The world's first gene-edited lizards: Scientists reveal adorable pale pink hatchlings

Researchers at the University of Georgia say they’ve created the world’s first-ever genetically modified reptile — four of them to be exact — in a feat that could help further medical science.   

Utilizing the gene-editing tool CRISPR-cas9, scientists say they were, for the first time, able to fertilize the immature eggs, or oocytes, of 21 brown anoles, a type of tropical lizard. 

For scientists, this process was an accomplishment in and of itself — female brown anole can store sperm for long periods of time making it difficult to determine when an egg is fertilized and the eggs themselves are both small and fragile, making them difficult to manipulate.

The pink anole and the brown anole are separated by pigmentation through albinism. 

The target of researchers cutting and pasting, they said, was to deactivate the tyrosinase gene, which affects pigmentation. 

If the offspring produced by the female lizards were discolored, then the experiment had worked. 

Within a few weeks their efforts were realized when four atypically pink lizards displaying the telltale traits of albinism were produced. 

‘When I saw our first albino hatchling, it was truly awe-inspiring,’ said Dr.

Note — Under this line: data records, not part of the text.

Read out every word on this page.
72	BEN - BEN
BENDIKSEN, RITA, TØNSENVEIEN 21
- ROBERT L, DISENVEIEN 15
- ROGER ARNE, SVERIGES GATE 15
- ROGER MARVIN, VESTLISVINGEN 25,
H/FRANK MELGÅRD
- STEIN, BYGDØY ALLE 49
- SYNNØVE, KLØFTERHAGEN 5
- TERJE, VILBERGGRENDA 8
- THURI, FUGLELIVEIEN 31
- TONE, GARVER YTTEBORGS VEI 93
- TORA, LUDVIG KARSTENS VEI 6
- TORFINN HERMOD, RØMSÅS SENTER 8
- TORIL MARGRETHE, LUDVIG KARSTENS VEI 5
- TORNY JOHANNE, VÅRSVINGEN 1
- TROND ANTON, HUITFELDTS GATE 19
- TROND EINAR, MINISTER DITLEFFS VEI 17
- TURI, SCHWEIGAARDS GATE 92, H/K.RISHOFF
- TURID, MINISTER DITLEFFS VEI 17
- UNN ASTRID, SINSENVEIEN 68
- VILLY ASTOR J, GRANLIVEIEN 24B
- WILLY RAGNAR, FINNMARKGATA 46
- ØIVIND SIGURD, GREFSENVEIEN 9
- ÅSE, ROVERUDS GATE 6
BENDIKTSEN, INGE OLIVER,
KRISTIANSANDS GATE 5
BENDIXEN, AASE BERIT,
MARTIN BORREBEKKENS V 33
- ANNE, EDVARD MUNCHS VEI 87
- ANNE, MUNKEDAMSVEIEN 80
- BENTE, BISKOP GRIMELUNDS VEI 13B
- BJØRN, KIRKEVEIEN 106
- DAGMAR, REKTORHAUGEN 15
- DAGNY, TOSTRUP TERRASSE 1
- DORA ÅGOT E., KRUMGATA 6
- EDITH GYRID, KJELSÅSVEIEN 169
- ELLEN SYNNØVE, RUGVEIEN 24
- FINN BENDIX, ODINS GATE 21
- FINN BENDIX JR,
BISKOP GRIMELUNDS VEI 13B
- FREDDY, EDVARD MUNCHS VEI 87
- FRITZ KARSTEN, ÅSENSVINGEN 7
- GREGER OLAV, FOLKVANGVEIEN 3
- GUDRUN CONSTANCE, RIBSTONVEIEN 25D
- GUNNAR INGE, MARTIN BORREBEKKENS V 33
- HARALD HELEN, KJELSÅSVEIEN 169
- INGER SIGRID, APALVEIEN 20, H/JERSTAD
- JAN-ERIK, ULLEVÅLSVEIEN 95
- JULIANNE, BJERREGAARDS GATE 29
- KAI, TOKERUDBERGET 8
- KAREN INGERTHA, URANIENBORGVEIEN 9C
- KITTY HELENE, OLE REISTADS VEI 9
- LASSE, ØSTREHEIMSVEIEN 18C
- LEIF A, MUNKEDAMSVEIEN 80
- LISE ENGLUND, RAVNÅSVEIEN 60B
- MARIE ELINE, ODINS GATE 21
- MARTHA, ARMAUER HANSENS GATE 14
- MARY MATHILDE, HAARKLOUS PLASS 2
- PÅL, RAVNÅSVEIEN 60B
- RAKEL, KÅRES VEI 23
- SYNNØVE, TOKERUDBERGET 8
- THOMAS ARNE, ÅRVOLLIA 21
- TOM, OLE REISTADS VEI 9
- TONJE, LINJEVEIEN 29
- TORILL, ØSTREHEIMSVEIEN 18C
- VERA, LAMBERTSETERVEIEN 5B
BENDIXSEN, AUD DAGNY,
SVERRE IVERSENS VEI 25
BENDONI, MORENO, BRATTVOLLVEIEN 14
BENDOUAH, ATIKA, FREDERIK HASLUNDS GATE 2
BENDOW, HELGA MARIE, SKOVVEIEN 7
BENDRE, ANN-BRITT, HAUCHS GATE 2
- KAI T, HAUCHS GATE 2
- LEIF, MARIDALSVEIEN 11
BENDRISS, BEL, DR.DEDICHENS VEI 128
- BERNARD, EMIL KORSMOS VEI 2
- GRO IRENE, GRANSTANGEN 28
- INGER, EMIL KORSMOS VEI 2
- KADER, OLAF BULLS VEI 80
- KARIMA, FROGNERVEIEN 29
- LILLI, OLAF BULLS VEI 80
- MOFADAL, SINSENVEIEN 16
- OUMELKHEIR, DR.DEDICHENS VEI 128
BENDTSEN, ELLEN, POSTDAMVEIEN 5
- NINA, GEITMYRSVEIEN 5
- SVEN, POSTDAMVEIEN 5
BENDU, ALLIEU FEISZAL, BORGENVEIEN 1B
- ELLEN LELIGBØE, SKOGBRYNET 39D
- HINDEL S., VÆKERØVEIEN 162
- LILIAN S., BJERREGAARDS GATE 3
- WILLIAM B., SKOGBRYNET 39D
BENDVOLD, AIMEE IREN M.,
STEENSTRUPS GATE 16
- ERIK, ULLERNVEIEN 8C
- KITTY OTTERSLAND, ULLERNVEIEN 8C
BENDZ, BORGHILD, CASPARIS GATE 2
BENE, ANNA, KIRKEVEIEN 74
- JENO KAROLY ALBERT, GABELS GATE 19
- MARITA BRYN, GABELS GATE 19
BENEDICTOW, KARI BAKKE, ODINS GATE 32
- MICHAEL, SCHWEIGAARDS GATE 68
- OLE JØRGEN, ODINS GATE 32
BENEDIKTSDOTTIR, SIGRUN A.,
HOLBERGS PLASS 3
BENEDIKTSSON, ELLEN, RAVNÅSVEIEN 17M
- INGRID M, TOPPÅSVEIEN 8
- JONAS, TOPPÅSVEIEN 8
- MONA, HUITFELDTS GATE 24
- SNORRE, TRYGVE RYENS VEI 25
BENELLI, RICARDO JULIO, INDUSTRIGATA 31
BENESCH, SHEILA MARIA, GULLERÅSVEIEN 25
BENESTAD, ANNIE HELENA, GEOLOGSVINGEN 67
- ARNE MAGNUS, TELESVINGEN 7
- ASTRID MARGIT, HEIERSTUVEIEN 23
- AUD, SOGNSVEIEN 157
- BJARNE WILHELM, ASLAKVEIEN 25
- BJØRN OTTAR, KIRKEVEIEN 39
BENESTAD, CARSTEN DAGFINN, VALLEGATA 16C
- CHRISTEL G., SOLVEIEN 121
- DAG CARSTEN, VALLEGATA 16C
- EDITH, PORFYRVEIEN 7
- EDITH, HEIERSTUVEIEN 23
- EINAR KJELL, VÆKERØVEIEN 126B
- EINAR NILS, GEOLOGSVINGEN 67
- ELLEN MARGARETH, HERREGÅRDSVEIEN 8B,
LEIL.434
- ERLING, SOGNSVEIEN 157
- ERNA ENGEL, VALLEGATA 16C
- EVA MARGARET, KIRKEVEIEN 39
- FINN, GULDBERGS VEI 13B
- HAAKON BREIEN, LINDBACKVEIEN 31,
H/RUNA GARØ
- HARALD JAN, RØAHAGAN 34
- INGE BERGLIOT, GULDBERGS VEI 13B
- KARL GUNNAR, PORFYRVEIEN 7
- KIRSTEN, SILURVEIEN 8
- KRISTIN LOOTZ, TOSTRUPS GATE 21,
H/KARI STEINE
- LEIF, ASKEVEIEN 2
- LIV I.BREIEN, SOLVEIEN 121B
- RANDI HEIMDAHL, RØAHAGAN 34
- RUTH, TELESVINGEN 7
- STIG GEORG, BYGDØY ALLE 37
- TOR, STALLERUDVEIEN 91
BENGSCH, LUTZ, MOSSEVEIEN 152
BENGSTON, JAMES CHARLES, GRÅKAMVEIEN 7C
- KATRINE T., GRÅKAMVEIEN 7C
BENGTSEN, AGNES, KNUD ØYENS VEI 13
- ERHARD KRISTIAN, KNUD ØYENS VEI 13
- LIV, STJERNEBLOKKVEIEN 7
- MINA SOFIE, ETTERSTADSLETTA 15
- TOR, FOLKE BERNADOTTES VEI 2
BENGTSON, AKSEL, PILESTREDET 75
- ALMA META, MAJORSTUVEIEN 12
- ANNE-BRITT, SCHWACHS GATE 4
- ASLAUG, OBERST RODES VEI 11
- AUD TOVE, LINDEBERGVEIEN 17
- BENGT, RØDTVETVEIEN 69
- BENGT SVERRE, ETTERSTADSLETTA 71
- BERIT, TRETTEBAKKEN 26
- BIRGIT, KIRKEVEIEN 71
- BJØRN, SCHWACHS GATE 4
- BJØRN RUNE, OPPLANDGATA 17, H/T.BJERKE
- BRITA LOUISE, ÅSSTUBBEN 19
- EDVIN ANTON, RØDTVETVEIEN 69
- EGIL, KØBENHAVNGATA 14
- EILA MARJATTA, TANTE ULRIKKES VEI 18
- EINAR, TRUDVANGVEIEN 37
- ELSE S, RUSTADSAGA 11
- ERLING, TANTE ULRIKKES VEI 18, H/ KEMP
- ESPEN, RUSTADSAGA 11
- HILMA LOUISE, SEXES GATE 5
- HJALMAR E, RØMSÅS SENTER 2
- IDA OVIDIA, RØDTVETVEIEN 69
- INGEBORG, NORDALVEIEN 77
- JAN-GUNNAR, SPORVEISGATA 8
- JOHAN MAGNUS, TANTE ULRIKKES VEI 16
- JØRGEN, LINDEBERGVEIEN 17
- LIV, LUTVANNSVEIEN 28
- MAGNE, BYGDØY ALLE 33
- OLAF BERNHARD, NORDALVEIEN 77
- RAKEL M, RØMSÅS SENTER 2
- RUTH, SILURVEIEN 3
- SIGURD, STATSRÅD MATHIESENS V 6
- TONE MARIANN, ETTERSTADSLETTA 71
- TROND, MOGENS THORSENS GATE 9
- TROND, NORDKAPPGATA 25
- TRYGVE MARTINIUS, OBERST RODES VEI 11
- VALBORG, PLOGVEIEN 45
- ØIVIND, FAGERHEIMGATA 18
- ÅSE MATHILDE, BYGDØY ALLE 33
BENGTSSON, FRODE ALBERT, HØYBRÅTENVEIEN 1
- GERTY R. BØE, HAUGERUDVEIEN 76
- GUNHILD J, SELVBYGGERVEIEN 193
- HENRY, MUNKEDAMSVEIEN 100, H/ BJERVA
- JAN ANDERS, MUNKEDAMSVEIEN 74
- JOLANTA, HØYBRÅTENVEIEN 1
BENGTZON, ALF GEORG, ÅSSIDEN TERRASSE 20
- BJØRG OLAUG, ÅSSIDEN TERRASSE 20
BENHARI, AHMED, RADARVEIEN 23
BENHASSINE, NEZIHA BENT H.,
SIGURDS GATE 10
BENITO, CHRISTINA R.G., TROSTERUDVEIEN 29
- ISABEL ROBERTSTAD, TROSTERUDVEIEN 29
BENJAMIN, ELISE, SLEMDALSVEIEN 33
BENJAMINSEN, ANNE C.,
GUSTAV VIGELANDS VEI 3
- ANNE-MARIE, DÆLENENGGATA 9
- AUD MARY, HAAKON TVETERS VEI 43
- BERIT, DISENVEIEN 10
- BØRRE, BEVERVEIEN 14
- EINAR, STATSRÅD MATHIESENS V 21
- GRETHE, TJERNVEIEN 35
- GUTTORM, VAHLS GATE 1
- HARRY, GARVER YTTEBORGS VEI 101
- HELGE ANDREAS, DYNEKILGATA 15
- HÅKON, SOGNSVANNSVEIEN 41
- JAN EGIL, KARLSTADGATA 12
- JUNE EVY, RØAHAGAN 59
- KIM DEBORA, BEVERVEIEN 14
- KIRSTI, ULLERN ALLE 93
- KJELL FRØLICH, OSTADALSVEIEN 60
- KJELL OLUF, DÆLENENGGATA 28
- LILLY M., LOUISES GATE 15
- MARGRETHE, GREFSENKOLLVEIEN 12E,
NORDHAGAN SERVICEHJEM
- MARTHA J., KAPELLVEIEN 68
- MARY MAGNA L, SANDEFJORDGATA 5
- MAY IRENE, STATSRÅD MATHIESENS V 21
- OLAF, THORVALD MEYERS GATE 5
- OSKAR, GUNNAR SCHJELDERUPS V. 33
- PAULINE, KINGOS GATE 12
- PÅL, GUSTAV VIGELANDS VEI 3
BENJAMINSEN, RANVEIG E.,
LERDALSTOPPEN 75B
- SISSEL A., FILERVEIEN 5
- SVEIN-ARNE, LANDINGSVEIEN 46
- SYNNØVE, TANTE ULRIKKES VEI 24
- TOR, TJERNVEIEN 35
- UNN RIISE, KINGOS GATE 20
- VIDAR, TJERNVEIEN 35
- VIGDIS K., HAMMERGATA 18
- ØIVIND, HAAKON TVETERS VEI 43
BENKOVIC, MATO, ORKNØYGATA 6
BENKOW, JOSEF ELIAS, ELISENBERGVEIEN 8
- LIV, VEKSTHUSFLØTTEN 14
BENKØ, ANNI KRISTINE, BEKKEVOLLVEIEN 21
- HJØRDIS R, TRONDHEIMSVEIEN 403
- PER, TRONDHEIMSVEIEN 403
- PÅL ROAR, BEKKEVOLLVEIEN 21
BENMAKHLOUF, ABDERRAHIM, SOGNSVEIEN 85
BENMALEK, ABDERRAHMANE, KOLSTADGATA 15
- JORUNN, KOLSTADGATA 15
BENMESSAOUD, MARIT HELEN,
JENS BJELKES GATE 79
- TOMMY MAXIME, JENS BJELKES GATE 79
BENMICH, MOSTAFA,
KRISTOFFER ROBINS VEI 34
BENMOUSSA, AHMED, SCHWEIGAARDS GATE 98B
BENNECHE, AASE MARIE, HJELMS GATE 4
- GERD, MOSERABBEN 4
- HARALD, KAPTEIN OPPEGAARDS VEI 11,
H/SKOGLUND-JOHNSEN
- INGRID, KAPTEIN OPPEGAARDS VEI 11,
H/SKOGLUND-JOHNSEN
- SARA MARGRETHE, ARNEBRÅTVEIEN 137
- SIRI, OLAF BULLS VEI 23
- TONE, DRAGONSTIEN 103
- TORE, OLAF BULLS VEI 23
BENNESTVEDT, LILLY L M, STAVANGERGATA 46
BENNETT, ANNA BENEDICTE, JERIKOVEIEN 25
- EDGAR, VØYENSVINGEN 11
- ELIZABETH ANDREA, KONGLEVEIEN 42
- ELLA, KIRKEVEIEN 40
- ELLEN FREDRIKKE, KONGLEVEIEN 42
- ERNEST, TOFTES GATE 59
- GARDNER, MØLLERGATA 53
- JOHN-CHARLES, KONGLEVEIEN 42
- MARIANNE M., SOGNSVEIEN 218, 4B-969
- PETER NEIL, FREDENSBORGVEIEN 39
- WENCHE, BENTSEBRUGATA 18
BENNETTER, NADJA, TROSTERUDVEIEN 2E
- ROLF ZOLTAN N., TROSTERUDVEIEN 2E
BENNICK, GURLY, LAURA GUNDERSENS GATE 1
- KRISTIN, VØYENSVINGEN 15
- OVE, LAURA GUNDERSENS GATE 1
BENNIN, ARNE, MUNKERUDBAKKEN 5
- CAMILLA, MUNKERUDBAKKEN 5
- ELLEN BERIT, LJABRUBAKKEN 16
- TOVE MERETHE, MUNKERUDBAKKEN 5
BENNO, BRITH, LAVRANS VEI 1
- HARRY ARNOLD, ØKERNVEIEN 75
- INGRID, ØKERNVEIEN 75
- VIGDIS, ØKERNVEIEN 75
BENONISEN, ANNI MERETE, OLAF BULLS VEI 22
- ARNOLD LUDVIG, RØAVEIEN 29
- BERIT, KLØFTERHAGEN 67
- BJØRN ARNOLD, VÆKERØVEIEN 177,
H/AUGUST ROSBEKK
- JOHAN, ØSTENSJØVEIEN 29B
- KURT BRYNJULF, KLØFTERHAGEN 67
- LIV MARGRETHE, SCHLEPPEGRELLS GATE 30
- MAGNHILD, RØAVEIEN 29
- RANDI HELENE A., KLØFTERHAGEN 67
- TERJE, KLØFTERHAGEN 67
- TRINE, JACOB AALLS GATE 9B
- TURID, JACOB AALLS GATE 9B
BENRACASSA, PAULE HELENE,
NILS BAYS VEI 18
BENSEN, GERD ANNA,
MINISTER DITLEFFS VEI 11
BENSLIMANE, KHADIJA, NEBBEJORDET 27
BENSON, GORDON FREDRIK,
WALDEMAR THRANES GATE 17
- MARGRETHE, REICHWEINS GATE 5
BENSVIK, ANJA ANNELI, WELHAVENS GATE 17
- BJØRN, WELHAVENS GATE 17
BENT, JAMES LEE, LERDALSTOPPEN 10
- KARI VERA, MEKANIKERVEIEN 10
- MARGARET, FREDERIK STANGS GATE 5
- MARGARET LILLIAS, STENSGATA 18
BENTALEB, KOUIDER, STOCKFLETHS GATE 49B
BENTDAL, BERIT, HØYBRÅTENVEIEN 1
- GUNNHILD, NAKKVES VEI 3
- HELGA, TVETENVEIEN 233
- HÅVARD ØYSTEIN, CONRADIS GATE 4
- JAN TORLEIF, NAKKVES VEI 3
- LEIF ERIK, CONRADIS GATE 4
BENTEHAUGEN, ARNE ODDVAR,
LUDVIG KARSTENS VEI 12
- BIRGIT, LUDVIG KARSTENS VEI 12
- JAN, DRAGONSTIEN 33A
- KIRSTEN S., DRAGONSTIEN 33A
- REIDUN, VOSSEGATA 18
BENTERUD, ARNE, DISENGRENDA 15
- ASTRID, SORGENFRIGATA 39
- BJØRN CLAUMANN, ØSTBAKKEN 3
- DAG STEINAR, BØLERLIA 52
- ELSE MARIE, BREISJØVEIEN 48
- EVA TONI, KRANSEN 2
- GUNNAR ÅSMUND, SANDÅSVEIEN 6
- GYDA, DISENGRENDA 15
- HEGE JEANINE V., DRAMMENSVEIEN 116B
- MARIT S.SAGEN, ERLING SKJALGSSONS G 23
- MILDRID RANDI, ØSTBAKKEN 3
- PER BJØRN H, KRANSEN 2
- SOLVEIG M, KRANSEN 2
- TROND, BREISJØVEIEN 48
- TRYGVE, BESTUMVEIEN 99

Ashley Rasys, who was first author on the study. 

‘I’m most excited about the possibility of expanding this approach into many other reptilian model systems, effectively opening the doorway for future functional studies.’

To the researchers surprise, the experiment also worked on the first try. 

Typically, to produce an albino offspring, both mother and father must carry the gene trait, but by altering immature eggs before they were fertilized the scientists were also able to affect the paternal genes, post-fertilization, as well. 

Just how that process takes place will be the subject of further study, they say.

In a first, researchers were able to alter the gene of reptiles to create the pink anole.

In addition to setting a precedent in genetically altering reptiles, researchers say the implications of their success could also aid the study of human medicine, particularly the eye.

The tyrosinase gene, in addition to affecting pigment, is also linked to the development of the human eye and is not present in mice, the most commonly studied proxy for human medicine. As a result, researchers say reptiles could help pioneer further research on the subject.

‘This work could have far-reaching impact not only for the study of reptile genetics but also for the advancement of genomic medicine and application in humans,” said David Lee, UGA vice president for research in a statement.

WHAT IS CRISPR-CAS9?

CRISPR-Cas9 is a tool for making precise edits in DNA, discovered in bacteria.

The acronym stands for ‘Clustered Regularly Inter-Spaced Palindromic Repeats’.

The technique involves a DNA cutting enzyme and a small tag which tells the enzyme where to cut.

The CRISPR/Cas9 technique uses tags which identify the location of the mutation, and an enzyme, which acts as tiny scissors, to cut DNA in a precise place, allowing small portions of a gene to be removed

By editing this tag, scientists are able to target the enzyme to specific regions of DNA and make precise cuts, wherever they like.

It has been used to ‘silence’ genes – effectively switching them off.

When cellular machinery repairs the DNA break, it removes a small snip of DNA.

In this way, researchers can precisely turn off specific genes in the genome.

The approach has been used previously to edit the HBB gene responsible for a condition called β-thalassaemia.